Slow Pyrolysis of Deoiled Canola Meal: Product Yields and Characterization

Canola meal is a byproduct of the biodiesel industry and abundantly available in Canada. Slow pyrolysis of deoiled canola meal was performed over the temperature range 300-700 degrees C to study the potential applications of the pyrolysis products as fuels and sources of value-added products. The biochar yield decreased with increasing pyrolysis temperature, but the yield of gas products showed the reverse trend. The bio-oil yield increased up to a pyrolysis temperature of 500 degrees C and then decreased. The carbon and nitrogen contents of biochars were in the ranges 66-81 and 6-9 wt %, respectively. Van Krevelen's diagram showed that a higher pyrolysis temperature formed a highly condensed aromatic structure for biochars. Alkaline elements had the largest concentration in the ash present in biochar, followed by P and Fe. Biochars showed a basic pH range, and their electrical conductivity decreased with increasing pyrolysis temperature. A higher heating value of 29.8 MJ/kg was observed for biochar produced at 400 degrees C. The energy recoveries by biochars and bio-oils were 42-65% and 15-32%, respectively.

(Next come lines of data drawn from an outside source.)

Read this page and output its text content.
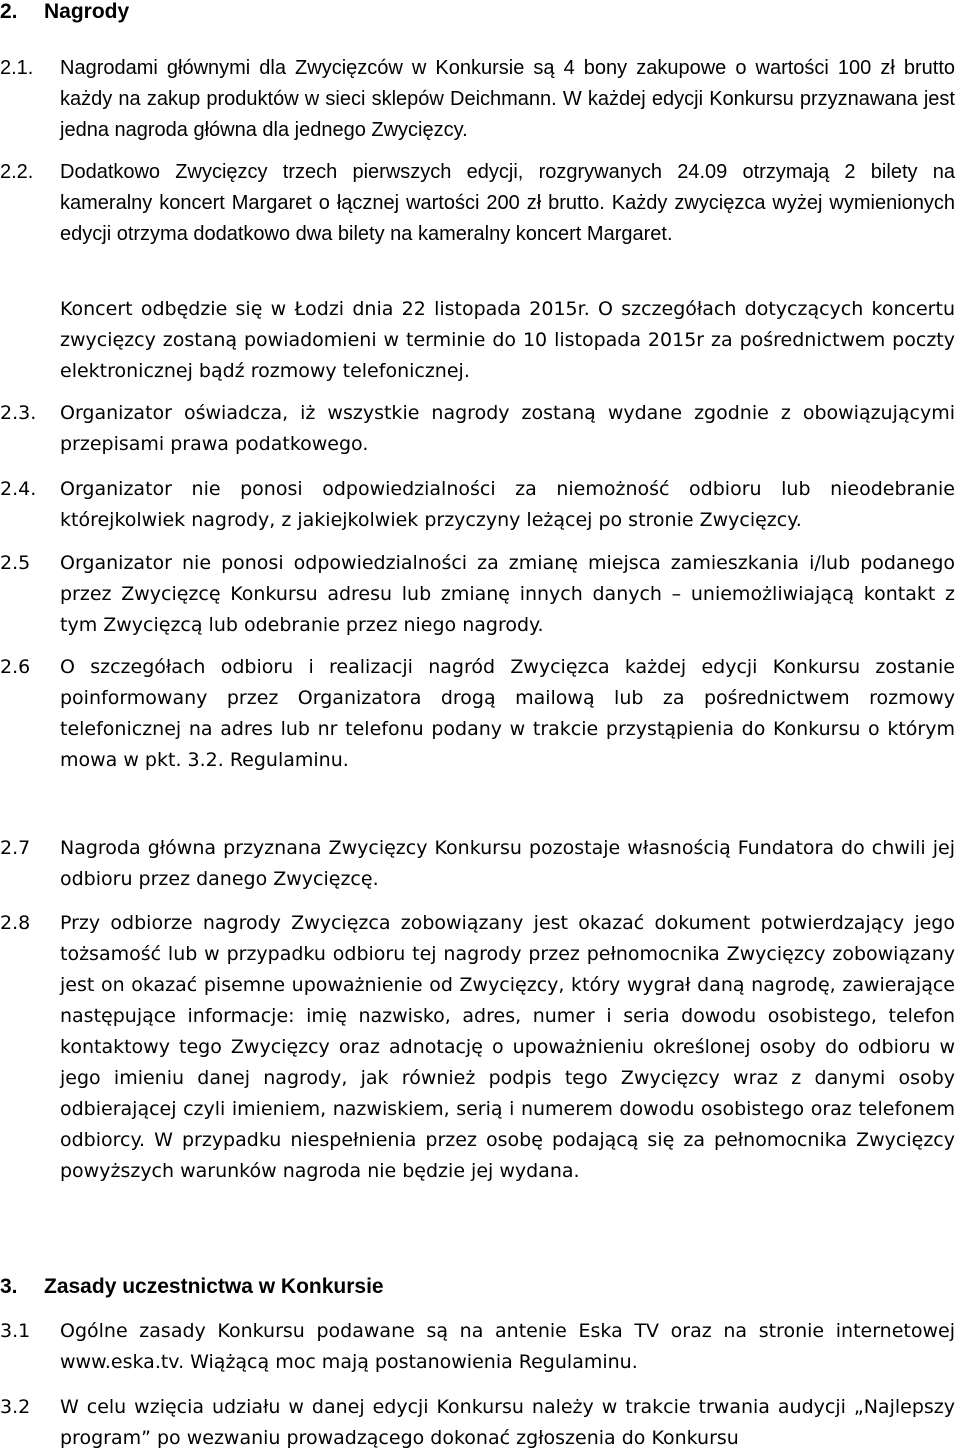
2. Nagrody
2.1. Nagrodami głównymi dla Zwycięzców w Konkursie są 4 bony zakupowe o wartości 100 zł brutto każdy na zakup produktów w sieci sklepów Deichmann. W każdej edycji Konkursu przyznawana jest jedna nagroda główna dla jednego Zwycięzcy.
2.2. Dodatkowo Zwycięzcy trzech pierwszych edycji, rozgrywanych 24.09 otrzymają 2 bilety na kameralny koncert Margaret o łącznej wartości 200 zł brutto. Każdy zwycięzca wyżej wymienionych edycji otrzyma dodatkowo dwa bilety na kameralny koncert Margaret.
Koncert odbędzie się w Łodzi dnia 22 listopada 2015r. O szczegółach dotyczących koncertu zwycięzcy zostaną powiadomieni w terminie do 10 listopada 2015r za pośrednictwem poczty elektronicznej bądź rozmowy telefonicznej.
2.3. Organizator oświadcza, iż wszystkie nagrody zostaną wydane zgodnie z obowiązującymi przepisami prawa podatkowego.
2.4. Organizator nie ponosi odpowiedzialności za niemożność odbioru lub nieodebranie którejkolwiek nagrody, z jakiejkolwiek przyczyny leżącej po stronie Zwycięzcy.
2.5 Organizator nie ponosi odpowiedzialności za zmianę miejsca zamieszkania i/lub podanego przez Zwycięzcę Konkursu adresu lub zmianę innych danych – uniemożliwiającą kontakt z tym Zwycięzcą lub odebranie przez niego nagrody.
2.6 O szczegółach odbioru i realizacji nagród Zwycięzca każdej edycji Konkursu zostanie poinformowany przez Organizatora drogą mailową lub za pośrednictwem rozmowy telefonicznej na adres lub nr telefonu podany w trakcie przystąpienia do Konkursu o którym mowa w pkt. 3.2. Regulaminu.
2.7 Nagroda główna przyznana Zwycięzcy Konkursu pozostaje własnością Fundatora do chwili jej odbioru przez danego Zwycięzcę.
2.8 Przy odbiorze nagrody Zwycięzca zobowiązany jest okazać dokument potwierdzający jego tożsamość lub w przypadku odbioru tej nagrody przez pełnomocnika Zwycięzcy zobowiązany jest on okazać pisemne upoważnienie od Zwycięzcy, który wygrał daną nagrodę, zawierające następujące informacje: imię nazwisko, adres, numer i seria dowodu osobistego, telefon kontaktowy tego Zwycięzcy oraz adnotację o upoważnieniu określonej osoby do odbioru w jego imieniu danej nagrody, jak również podpis tego Zwycięzcy wraz z danymi osoby odbierającej czyli imieniem, nazwiskiem, serią i numerem dowodu osobistego oraz telefonem odbiorcy. W przypadku niespełnienia przez osobę podającą się za pełnomocnika Zwycięzcy powyższych warunków nagroda nie będzie jej wydana.
3. Zasady uczestnictwa w Konkursie
3.1 Ogólne zasady Konkursu podawane są na antenie Eska TV oraz na stronie internetowej www.eska.tv. Wiążącą moc mają postanowienia Regulaminu.
3.2 W celu wzięcia udziału w danej edycji Konkursu należy w trakcie trwania audycji „Najlepszy program” po wezwaniu prowadzącego dokonać zgłoszenia do Konkursu
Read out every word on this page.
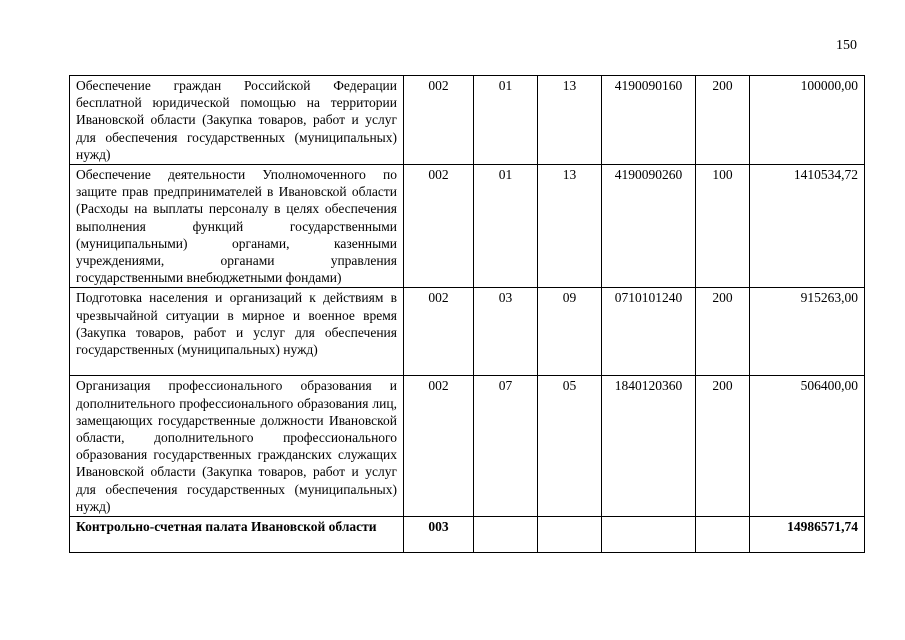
150
Обеспечение граждан Российской Федерации бесплатной юридической помощью на территории Ивановской области (Закупка товаров, работ и услуг для обеспечения государственных (муниципальных) нужд)	002	01	13	4190090160	200	100000,00
Обеспечение деятельности Уполномоченного по защите прав предпринимателей в Ивановской области (Расходы на выплаты персоналу в целях обеспечения выполнения функций государственными (муниципальными) органами, казенными учреждениями, органами управления государственными внебюджетными фондами)	002	01	13	4190090260	100	1410534,72
Подготовка населения и организаций к действиям в чрезвычайной ситуации в мирное и военное время (Закупка товаров, работ и услуг для обеспечения государственных (муниципальных) нужд)	002	03	09	0710101240	200	915263,00
Организация профессионального образования и дополнительного профессионального образования лиц, замещающих государственные должности Ивановской области, дополнительного профессионального образования государственных гражданских служащих Ивановской области (Закупка товаров, работ и услуг для обеспечения государственных (муниципальных) нужд)	002	07	05	1840120360	200	506400,00
Контрольно-счетная палата Ивановской области	003					14986571,74
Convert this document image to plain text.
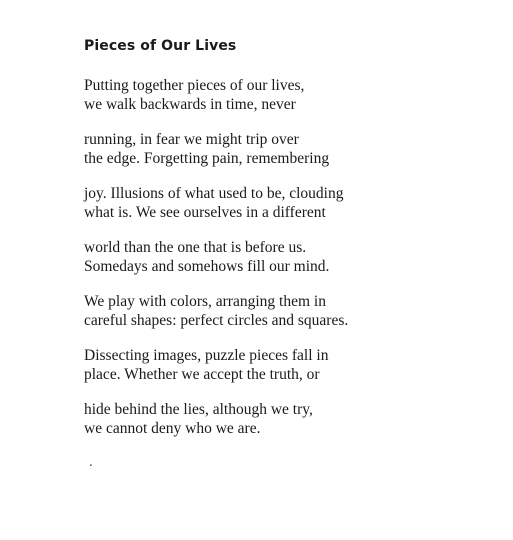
Pieces of Our Lives
Putting together pieces of our lives,
we walk backwards in time, never
running, in fear we might trip over
the edge. Forgetting pain, remembering
joy. Illusions of what used to be, clouding
what is. We see ourselves in a different
world than the one that is before us.
Somedays and somehows fill our mind.
We play with colors, arranging them in
careful shapes: perfect circles and squares.
Dissecting images, puzzle pieces fall in
place. Whether we accept the truth, or
hide behind the lies, although we try,
we cannot deny who we are.
.
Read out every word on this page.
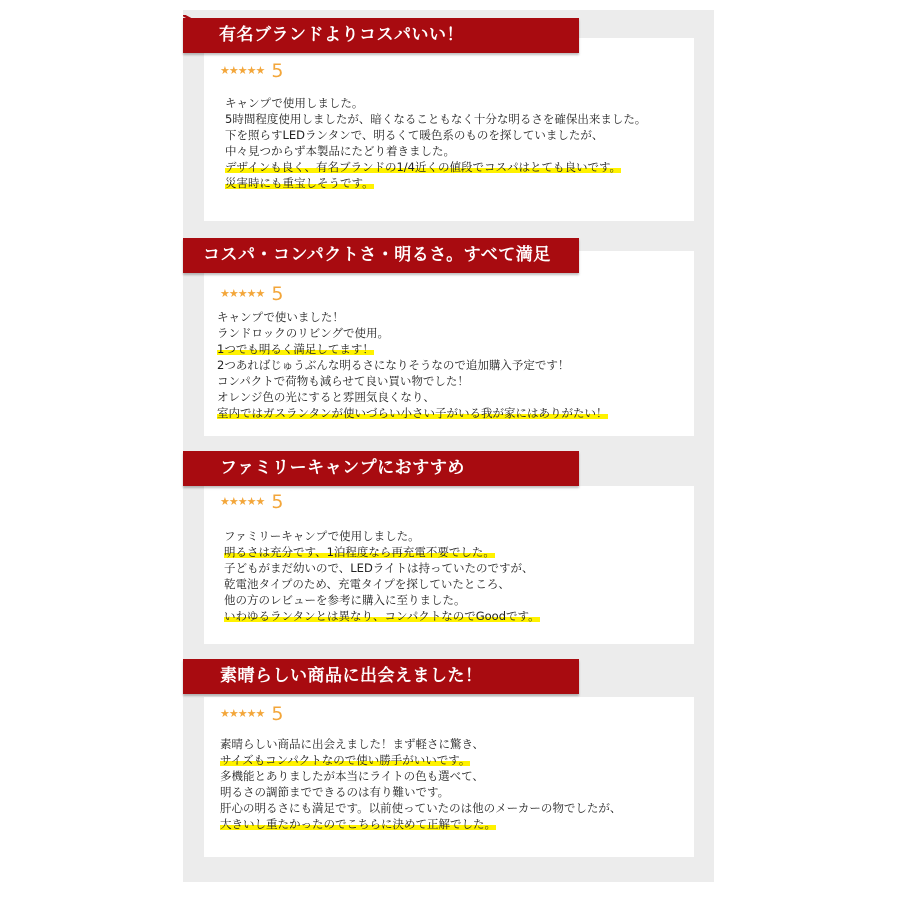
有名ブランドよりコスパいい！
★★★★★ 5
キャンプで使用しました。
5時間程度使用しましたが、暗くなることもなく十分な明るさを確保出来ました。
下を照らすLEDランタンで、明るくて暖色系のものを探していましたが、
中々見つからず本製品にたどり着きました。
デザインも良く、有名ブランドの1/4近くの値段でコスパはとても良いです。
災害時にも重宝しそうです。
コスパ・コンパクトさ・明るさ。すべて満足
★★★★★ 5
キャンプで使いました！
ランドロックのリビングで使用。
1つでも明るく満足してます！
2つあればじゅうぶんな明るさになりそうなので追加購入予定です！
コンパクトで荷物も減らせて良い買い物でした！
オレンジ色の光にすると雰囲気良くなり、
室内ではガスランタンが使いづらい小さい子がいる我が家にはありがたい！
ファミリーキャンプにおすすめ
★★★★★ 5
ファミリーキャンプで使用しました。
明るさは充分です、1泊程度なら再充電不要でした。
子どもがまだ幼いので、LEDライトは持っていたのですが、
乾電池タイプのため、充電タイプを探していたところ、
他の方のレビューを参考に購入に至りました。
いわゆるランタンとは異なり、コンパクトなのでGoodです。
素晴らしい商品に出会えました！
★★★★★ 5
素晴らしい商品に出会えました！まず軽さに驚き、
サイズもコンパクトなので使い勝手がいいです。
多機能とありましたが本当にライトの色も選べて、
明るさの調節までできるのは有り難いです。
肝心の明るさにも満足です。以前使っていたのは他のメーカーの物でしたが、
大きいし重たかったのでこちらに決めて正解でした。
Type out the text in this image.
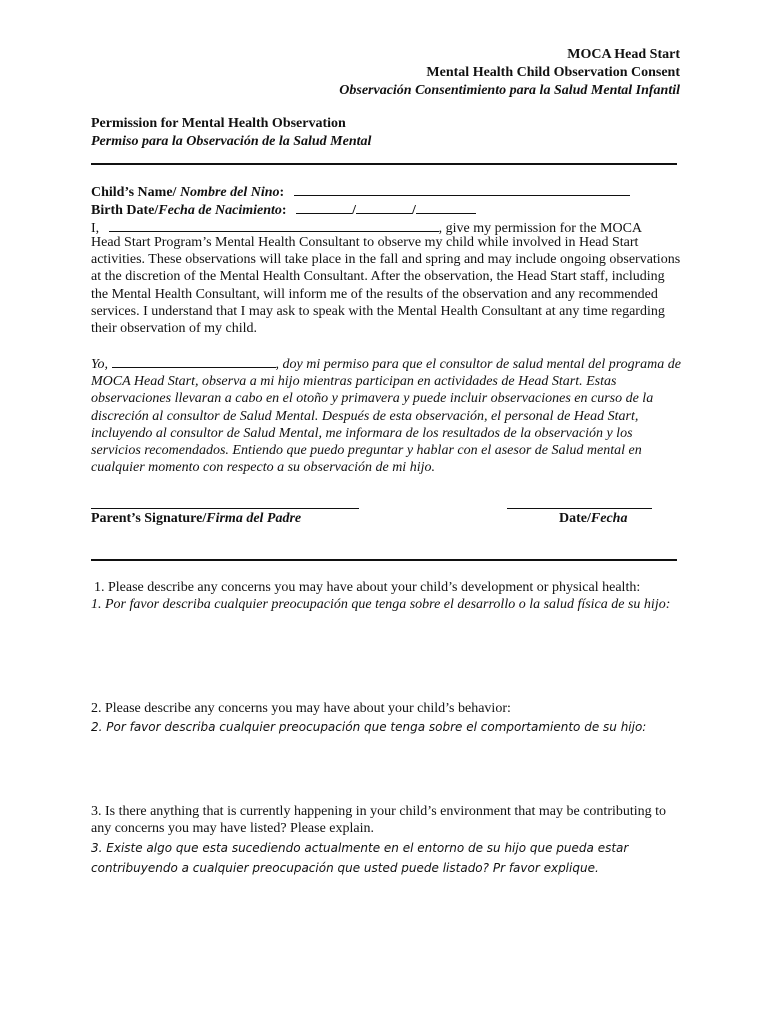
MOCA Head Start
Mental Health Child Observation Consent
Observación Consentimiento para la Salud Mental Infantil
Permission for Mental Health Observation
Permiso para la Observación de la Salud Mental
Child’s Name/ Nombre del Nino:
Birth Date/Fecha de Nacimiento:	/	/
I,	, give my permission for the MOCA
Head Start Program’s Mental Health Consultant to observe my child while involved in Head Start activities. These observations will take place in the fall and spring and may include ongoing observations at the discretion of the Mental Health Consultant. After the observation, the Head Start staff, including the Mental Health Consultant, will inform me of the results of the observation and any recommended services. I understand that I may ask to speak with the Mental Health Consultant at any time regarding their observation of my child.
Yo,	, doy mi permiso para que el consultor de salud mental del programa de MOCA Head Start, observa a mi hijo mientras participan en actividades de Head Start. Estas observaciones llevaran a cabo en el otoño y primavera y puede incluir observaciones en curso de la discreción al consultor de Salud Mental. Después de esta observación, el personal de Head Start, incluyendo al consultor de Salud Mental, me informara de los resultados de la observación y los servicios recomendados. Entiendo que puedo preguntar y hablar con el asesor de Salud mental en cualquier momento con respecto a su observación de mi hijo.
Parent’s Signature/Firma del Padre	Date/Fecha
1. Please describe any concerns you may have about your child’s development or physical health:
1. Por favor describa cualquier preocupación que tenga sobre el desarrollo o la salud física de su hijo:
2. Please describe any concerns you may have about your child’s behavior:
2. Por favor describa cualquier preocupación que tenga sobre el comportamiento de su hijo:
3. Is there anything that is currently happening in your child’s environment that may be contributing to any concerns you may have listed? Please explain.
3. Existe algo que esta sucediendo actualmente en el entorno de su hijo que pueda estar contribuyendo a cualquier preocupación que usted puede listado? Pr favor explique.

The bio-oil yield was in the range of 10-24 wt %. Bio-oil produced at a pyrolysis temperature of 400 degrees C had a higher heating value (30.8 MJ/kg) than bio-oils produced at other temperatures. The concentration of phenolic compounds in bio-oil increased with increasing pyrolysis temperature. The same trend was observed for nitrogen compounds produced at temperatures up to 500 degrees C. The total acid number for bio-oils was in the range of 96-21 mg of KOH/g. The largest heating value for gas products (14.9 MJ/m(3)) was observed at a pyrolysis temperature of 500 degrees C.